En el documento se plantea además a la organización insurgente que el "actual clima internacional es favorable a todos aquellos que en Colombia trabajan sin vacilación por una salida política a la confrontación bélica interna".
"De manera cordial pero sin rodeos, nos permitimos preguntarles si están dispuestos a abandonar de manera definitiva la práctica del secuestro", le pregunta el grupo a las FARC y le recuerda que esa actividad ilícita no forma parte de los lineamientos fundacionales de la organización guerrillera.
La carta tiene fecha del 27 de noviembre pasado, pero fue divulgada ayer en el sitio de Internet de la senadora opositora Piedad Córdoba, una de las firmantes del texto, y constituye un segundo comunicado que el grupo emite a las FARC, luego de que los rebeldes les respondieran en octubre pasado una primera comunicación, enviada en septiembre.

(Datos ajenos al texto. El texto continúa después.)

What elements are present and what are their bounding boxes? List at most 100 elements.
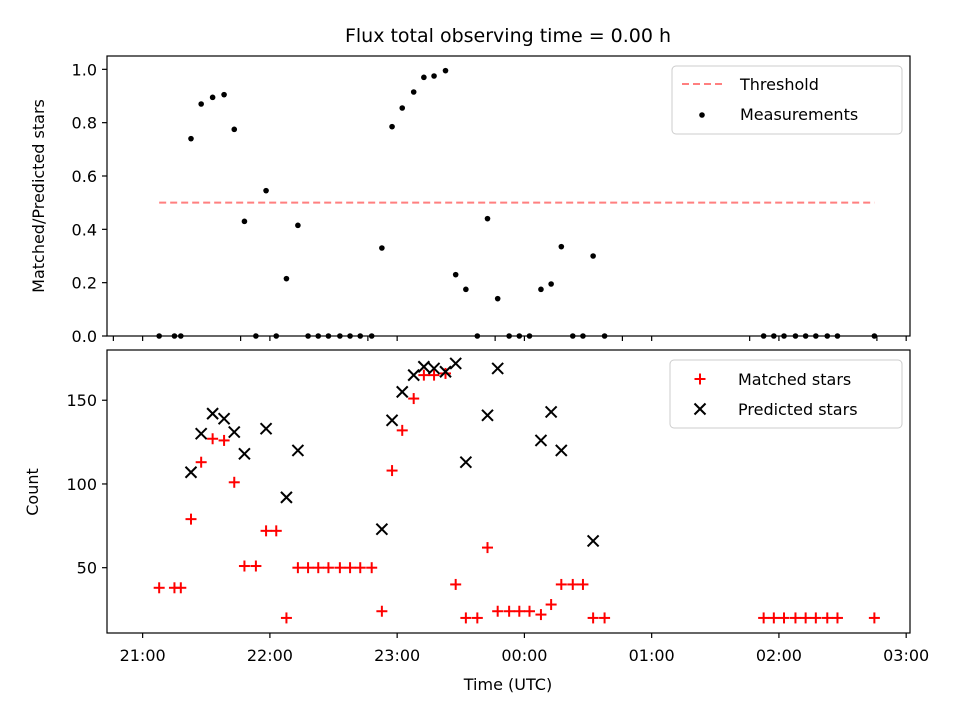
- matched-star-point: [408, 393, 420, 405]
- matched-star-point: [492, 605, 504, 617]
- predicted-star-point: [417, 360, 431, 373]
- matched-star-point: [868, 612, 880, 624]
- legend-predicted-swatch: [693, 402, 707, 416]
- chart-title: Flux total observing time = 0.00 h: [345, 25, 671, 47]
- predicted-star-point: [407, 368, 420, 382]
- x-tick-label: 23:00: [374, 646, 420, 665]
- matched-star-point: [789, 612, 801, 624]
- measurement-point: [295, 222, 301, 229]
- matched-star-point: [185, 513, 197, 525]
- matched-star-point: [270, 525, 282, 537]
- x-tick-label: 03:00: [883, 646, 929, 665]
- count-y-tick-label: 150: [66, 391, 97, 410]
- count-y-tick-label: 50: [77, 559, 97, 578]
- predicted-star-point: [396, 385, 409, 399]
- ratio-plot-frame: [106, 55, 911, 337]
- legend-measurements-swatch: [699, 112, 705, 118]
- matched-star-point: [396, 424, 408, 436]
- legend-matched-swatch: [694, 373, 706, 385]
- measurement-point: [188, 135, 194, 142]
- measurement-point: [421, 74, 427, 81]
- measurement-point: [590, 253, 596, 259]
- legend-threshold-label: Threshold: [739, 75, 819, 94]
- x-tick-label: 00:00: [501, 646, 547, 665]
- measurement-point: [494, 295, 501, 302]
- matched-star-point: [810, 612, 822, 624]
- predicted-star-point: [217, 412, 231, 425]
- ratio-y-tick-label: 0.8: [72, 114, 97, 133]
- ratio-legend-box: [671, 65, 903, 135]
- matched-star-point: [567, 578, 579, 590]
- matched-stars-points: [153, 367, 880, 624]
- predicted-star-point: [481, 409, 494, 422]
- ratio-plot: 0.0 0.2 0.4 0.6 0.8 1.0 Matched/Predicted sta…: [29, 55, 911, 346]
- count-legend: Matched stars Predicted stars: [669, 359, 903, 429]
- matched-star-point: [460, 612, 472, 624]
- predicted-star-point: [555, 444, 568, 457]
- matched-star-point: [218, 434, 230, 446]
- matched-star-point: [354, 562, 366, 574]
- count-y-ticks: 50 100 150: [66, 391, 107, 578]
- matched-star-point: [334, 562, 346, 574]
- count-plot-frame: [106, 349, 911, 634]
- matched-star-point: [418, 369, 430, 381]
- ratio-y-tick-label: 1.0: [72, 60, 97, 79]
- matched-star-point: [821, 612, 833, 624]
- matched-star-point: [577, 578, 589, 590]
- matched-star-point: [503, 605, 515, 617]
- count-x-ticks: 21:00 22:00 23:00 00:00 01:00 02:00 03:00: [120, 633, 929, 665]
- legend-matched-label: Matched stars: [738, 370, 851, 389]
- count-plot: 21:00 22:00 23:00 00:00 01:00 02:00 03:00 50 10…: [23, 349, 929, 694]
- measurement-point: [558, 243, 565, 250]
- predicted-star-point: [459, 455, 473, 469]
- predicted-star-point: [534, 434, 548, 447]
- x-tick-label: 22:00: [247, 646, 293, 665]
- count-y-axis-label: Count: [23, 468, 42, 516]
- ratio-y-tick-label: 0.6: [72, 167, 97, 186]
- matched-star-point: [260, 525, 272, 537]
- predicted-star-point: [449, 357, 462, 370]
- x-axis-label: Time (UTC): [463, 675, 552, 694]
- predicted-star-point: [427, 362, 441, 375]
- measurement-point: [410, 89, 417, 95]
- measurement-point: [231, 126, 238, 133]
- predicted-star-point: [280, 491, 293, 504]
- matched-star-point: [758, 612, 770, 624]
- matched-star-point: [280, 612, 292, 624]
- measurement-point: [389, 123, 395, 130]
- predicted-star-point: [259, 422, 273, 435]
- matched-star-point: [322, 562, 334, 574]
- matched-star-point: [535, 609, 547, 621]
- matched-star-point: [555, 578, 567, 590]
- matched-star-point: [513, 605, 525, 617]
- predicted-star-point: [238, 447, 251, 461]
- measurement-point: [442, 67, 449, 74]
- x-tick-label: 02:00: [756, 646, 802, 665]
- matched-star-point: [302, 562, 314, 574]
- matched-star-point: [344, 562, 356, 574]
- predicted-stars-points: [184, 357, 600, 548]
- predicted-star-point: [439, 365, 452, 378]
- measurement-point: [548, 281, 554, 287]
- matched-star-point: [195, 456, 207, 468]
- matched-star-point: [366, 562, 378, 574]
- matched-star-point: [312, 562, 324, 574]
- matched-star-point: [207, 433, 219, 445]
- measurement-point: [209, 94, 216, 101]
- predicted-star-point: [544, 405, 558, 419]
- matched-star-point: [440, 367, 452, 379]
- measurement-point: [452, 271, 459, 278]
- predicted-star-point: [228, 425, 241, 439]
- predicted-star-point: [291, 444, 305, 457]
- legend-predicted-label: Predicted stars: [738, 400, 858, 419]
- measurement-point: [241, 218, 248, 225]
- ratio-legend: Threshold Measurements: [671, 65, 903, 135]
- predicted-star-point: [375, 522, 389, 536]
- ratio-y-axis-label: Matched/Predicted stars: [29, 99, 48, 293]
- measurement-point: [198, 101, 204, 107]
- matched-star-point: [831, 612, 843, 624]
- matched-star-point: [376, 605, 388, 617]
- measurement-point: [379, 245, 385, 251]
- measurement-point: [484, 215, 491, 222]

Las FARC mantienen en su poder a más de 700 secuestrados, la mayoría de ellos con fines extorsivos. Cerca de 28 de los rehenes de esta guerrilla conforman el grupo de canjeables que los insurgentes pretenden intercambiar por unos 500 rebeldes presos.
La guerrilla colombiana ha insistido públicamente en su vocación de canjear rehenes por insurgentes presos, pero nunca se logró consenso con el gobierno de Alvaro Uribe sobre cómo instrumentar el acuerdo, y el poder de negociación rebelde últimamente se vio disminuido con la liberación de Ingrid Betancourt y otros secuestrados.